La monotonie de la marche était de temps à autre interrompue par des questions d’Alphonse à Pacôme.
— Est-ce maintenant, Pacôme, que tu veux boire, ou aimes-tu mieux attendre au printemps ?
— Pour étancher ma soif, je boirai le sang du premier ours que le franc-tireur Alphonse aura tué.
Puis à dix minutes d’intervalle.
— Tu n’es pas pour emporter à la maison le pic de bois ni l’écureuil. Nous allons être la risée de toute la paroisse.
Et Pacôme de répondre avec solennité :
— Je vais empailler ces deux fameux gibiers que je veux léguer à la postérité pour rappeler aux âges futurs les exploits de la recherche au Pic-du-Bois qui éclipsent ceux de la Toison d’Or.

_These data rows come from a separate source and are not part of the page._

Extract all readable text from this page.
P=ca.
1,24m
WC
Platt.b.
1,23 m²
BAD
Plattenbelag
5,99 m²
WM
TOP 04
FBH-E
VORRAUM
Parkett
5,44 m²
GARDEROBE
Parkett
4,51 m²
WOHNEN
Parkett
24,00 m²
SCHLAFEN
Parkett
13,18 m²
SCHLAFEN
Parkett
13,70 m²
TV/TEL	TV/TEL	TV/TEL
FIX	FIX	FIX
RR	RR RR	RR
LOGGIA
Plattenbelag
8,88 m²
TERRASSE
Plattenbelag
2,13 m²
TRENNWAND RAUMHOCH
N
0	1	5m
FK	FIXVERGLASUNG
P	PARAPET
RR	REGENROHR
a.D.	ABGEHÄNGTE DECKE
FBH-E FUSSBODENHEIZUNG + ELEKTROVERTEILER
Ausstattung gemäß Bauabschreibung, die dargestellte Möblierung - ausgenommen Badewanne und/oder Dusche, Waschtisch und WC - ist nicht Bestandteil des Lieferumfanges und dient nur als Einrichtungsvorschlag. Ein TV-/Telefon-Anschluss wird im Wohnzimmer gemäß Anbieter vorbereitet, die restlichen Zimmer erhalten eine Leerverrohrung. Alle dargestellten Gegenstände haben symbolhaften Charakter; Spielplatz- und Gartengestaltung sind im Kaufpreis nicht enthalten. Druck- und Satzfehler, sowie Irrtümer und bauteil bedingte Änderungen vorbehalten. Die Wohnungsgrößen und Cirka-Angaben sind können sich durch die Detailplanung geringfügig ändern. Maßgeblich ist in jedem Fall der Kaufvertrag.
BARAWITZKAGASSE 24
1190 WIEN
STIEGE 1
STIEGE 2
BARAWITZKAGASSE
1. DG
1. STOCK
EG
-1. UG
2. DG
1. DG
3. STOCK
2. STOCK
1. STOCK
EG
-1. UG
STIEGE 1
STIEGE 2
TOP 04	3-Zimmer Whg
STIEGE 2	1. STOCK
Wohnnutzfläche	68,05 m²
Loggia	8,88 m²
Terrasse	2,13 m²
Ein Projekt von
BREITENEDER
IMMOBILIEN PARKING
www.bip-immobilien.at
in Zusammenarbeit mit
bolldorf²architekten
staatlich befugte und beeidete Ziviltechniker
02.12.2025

Enfin nous arrivâmes à la maison plus morts que vifs, nageant dans notre sueur. On ne veut pas nous laisser boire de l’eau à la glace, mais seulement du lait, breuvage des enfants. Pacôme exhibe les trophées des chasseurs ; ma sœur, poêle en main, demande les perdrix promises. Heureusement que mon père était allé à la chasse lui aussi et avait rapporté un joli petit cochon de lait qui est le mets favori des jeunes chasseurs inexpérimentés. La veillée fut courte ; la prière menaçait de l’être, mais ma mère réclama le droit de Dieu.